Il commento di Peter Pett alla Bibbia
2 Corinzi 5:14-15
Perché l'amore di Cristo ci costringe ("ci stringe forte"), perché così giudichiamo, che uno è morto per tutti, quindi tutti sono morti, ed è morto per tutti, affinché coloro che vivono non vivano più per se stessi, ma per lui che per causa loro è morto e risorto.
Per quello che fanno, lo fanno perché sono vincolati dall'amore di Cristo, l'amore che Cristo ha per loro (potrebbe significare l'amore che abbiamo per Cristo, ma il riferimento immediato alla croce indica il suo amore per noi) . Sono presi dal Suo amore. Il suo amore per loro, rivelato attraverso la croce, li spinge a rivelare un simile amore per gli altri. Era disposto a morire per loro? Quindi erano disposti a morire per gli altri. Ha mostrato il suo amore per loro? Così mostreranno il loro amore per gli altri.
Infatti la morte di Cristo fu tale che "tutti" ne parteciparono. Morì 'per tutti' (cioè per tutti coloro che credono, sia ebrei che gentili), e 1 Corinzi 15:3 ci dice che fu 'per i nostri peccati'. E in quel fatto che è morto per tutti, tutti sono morti. La sua morte per i peccati è stata contata a loro favore. Il fatto che quest'ultimo 'tutti' debba riferirsi solo ai cristiani suggerisce che lo faccia anche il primo.
Così la figura morente sulla croce soffrì per i peccati di tutti coloro che volevano essere suoi. E come Lui è morto, noi siamo morti in Lui. La sua morte comprendeva in sé una molteplicità di morti, le morti di tutti coloro che sarebbero stati "in Lui". In Lui si pagava la condanna a morte per peccato per quella moltitudine innumerevole. Che questo abbia forza sostitutiva non può essere ragionevolmente negato, anche se possiamo includere anche la rappresentanza.
Egli è morto al loro posto e come loro rappresentante, e quindi si considerano morti con Lui ( Galati 2:20 ).
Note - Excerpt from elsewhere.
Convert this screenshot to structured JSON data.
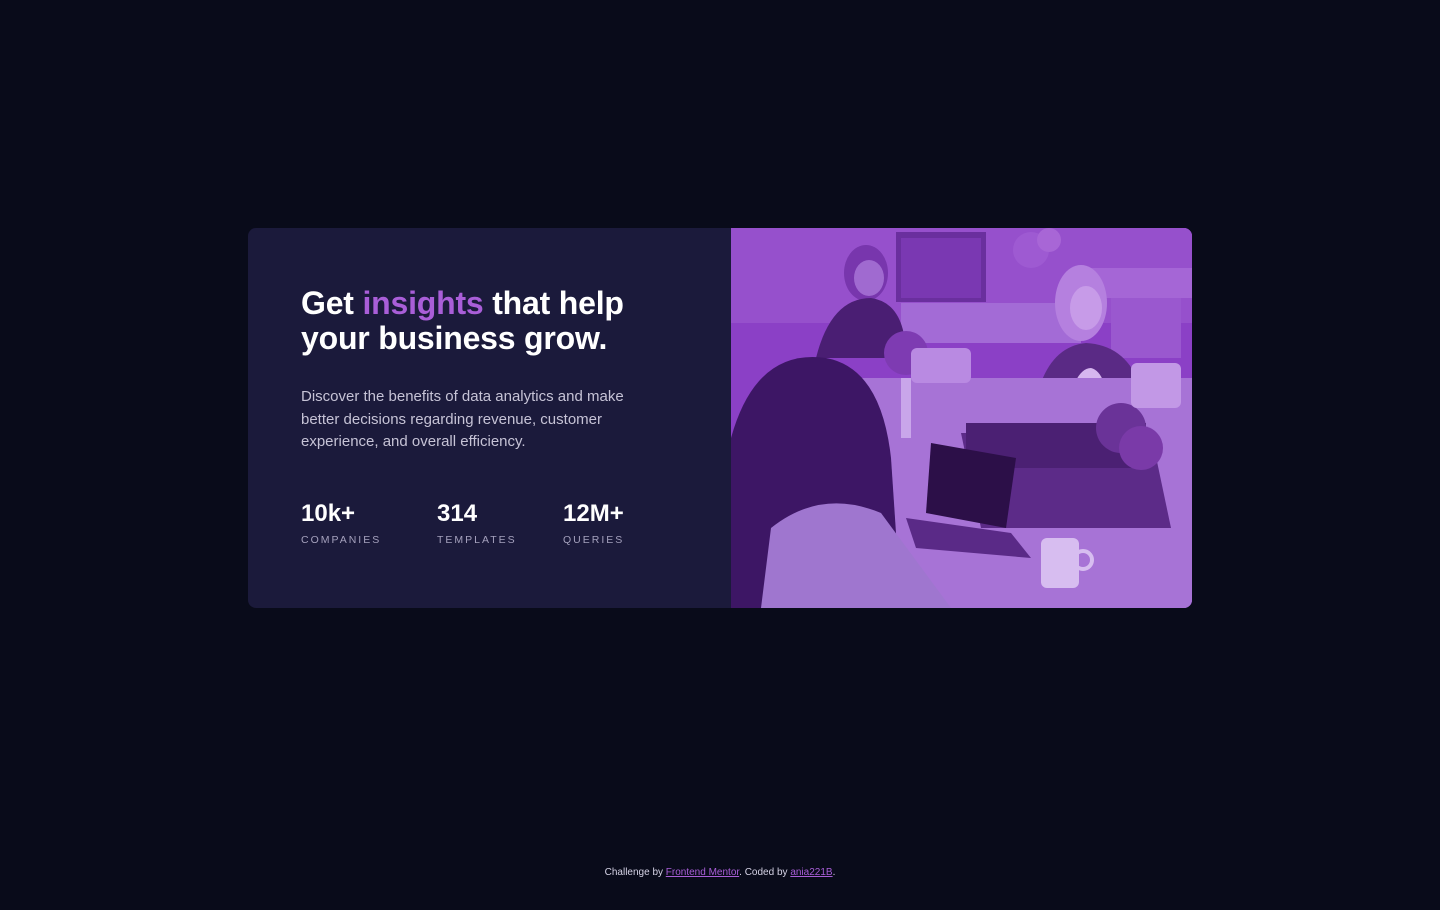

La sua morte è imputata a loro perché la legge non possa condannarli. Si è accontentato di essere morti in Lui ( Galati 3:10 ) e non può più puntare il dito accusatore ( Romani 7:6 ). Perché se così fosse, risponderemmo coraggiosamente: 'Sono già morto in Cristo. Il prezzo che devo è stato pagato.'
E lo scopo ultimo del Suo morire per tutti era che coloro che sono morti con Lui non vivessero più per se stessi, ma per Colui che per loro è morto per loro e risorto. Devono considerarsi, come erano una volta, come "il vecchio", come se fossero morti in modo che la loro vita non appartenesse più a loro. Devono considerarsi morti per il peccato e vivi per Dio ( Romani 6:11 ).
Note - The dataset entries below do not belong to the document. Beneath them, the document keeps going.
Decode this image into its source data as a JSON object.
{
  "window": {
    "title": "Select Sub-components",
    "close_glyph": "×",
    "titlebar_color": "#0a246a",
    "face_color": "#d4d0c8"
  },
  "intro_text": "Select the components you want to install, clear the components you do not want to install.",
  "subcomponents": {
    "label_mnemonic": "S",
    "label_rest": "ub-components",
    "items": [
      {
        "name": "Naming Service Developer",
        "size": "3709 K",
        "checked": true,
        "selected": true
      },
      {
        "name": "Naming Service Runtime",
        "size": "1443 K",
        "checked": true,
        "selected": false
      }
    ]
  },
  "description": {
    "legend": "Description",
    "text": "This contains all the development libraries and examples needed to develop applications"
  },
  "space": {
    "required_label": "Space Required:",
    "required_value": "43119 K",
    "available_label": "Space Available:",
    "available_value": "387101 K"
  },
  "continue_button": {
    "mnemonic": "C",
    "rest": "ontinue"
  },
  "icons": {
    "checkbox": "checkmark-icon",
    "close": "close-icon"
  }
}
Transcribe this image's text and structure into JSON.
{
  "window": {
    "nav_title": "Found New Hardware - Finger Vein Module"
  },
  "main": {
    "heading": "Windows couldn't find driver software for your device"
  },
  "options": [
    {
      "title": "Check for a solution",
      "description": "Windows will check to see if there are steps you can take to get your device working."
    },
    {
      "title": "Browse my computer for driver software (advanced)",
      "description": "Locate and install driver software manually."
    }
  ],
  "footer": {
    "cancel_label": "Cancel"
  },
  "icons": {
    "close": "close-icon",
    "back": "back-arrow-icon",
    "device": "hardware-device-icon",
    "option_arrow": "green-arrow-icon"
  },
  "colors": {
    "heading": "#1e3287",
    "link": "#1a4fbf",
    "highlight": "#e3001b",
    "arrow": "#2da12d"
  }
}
E devono considerare se stessi, come sono l'uomo nuovo, come risorti con Cristo, e quindi come obbligati a Dio di vivere come Egli vive. Perché in lui sono stati risuscitati nei luoghi celesti ( Efesini 2:6 ) e devono vivere vite celesti come cittadini del cielo ( Filippesi 3:20 ).
L'ulteriore significato della croce è che coloro che vengono a riceverne il beneficio nel perdono dei peccati e nella salvezza ("per i nostri peccati"), poi riconoscono che quando Egli morì sulla croce così fecero loro, e quindi riconoscono che essendo morti al peccato, devono vivere come morti al peccato. Devono morire per tutti coloro che hanno messo Cristo sulla croce. Devono crocifiggere la carne con i suoi affetti e desideri ( Galati 5:24 ).
E devono vedersi risuscitati in lui a vita nuova, per piacere a Colui che anche lui è morto e risorto per loro. Devono lasciarlo vivere attraverso di loro. Nelle parole di Paolo altrove: «Sono stato crocifisso con Cristo. Comunque vivo. Eppure non sono io che vivo, ma Cristo che vive in me. E la vita che ora vivo nella carne la vivo mediante la fede nel Figlio di Dio che mi ha amato e ha dato se stesso per me» ( Galati 2:20 ).
Riconobbe che Cristo ora viveva in lui e desiderava vivere attraverso di lui. Così la sua vita da allora fu una vita offerta a Colui che lo amava. Per questo i Corinzi possono riconoscere la genuinità del suo messaggio e delle sue preoccupazioni.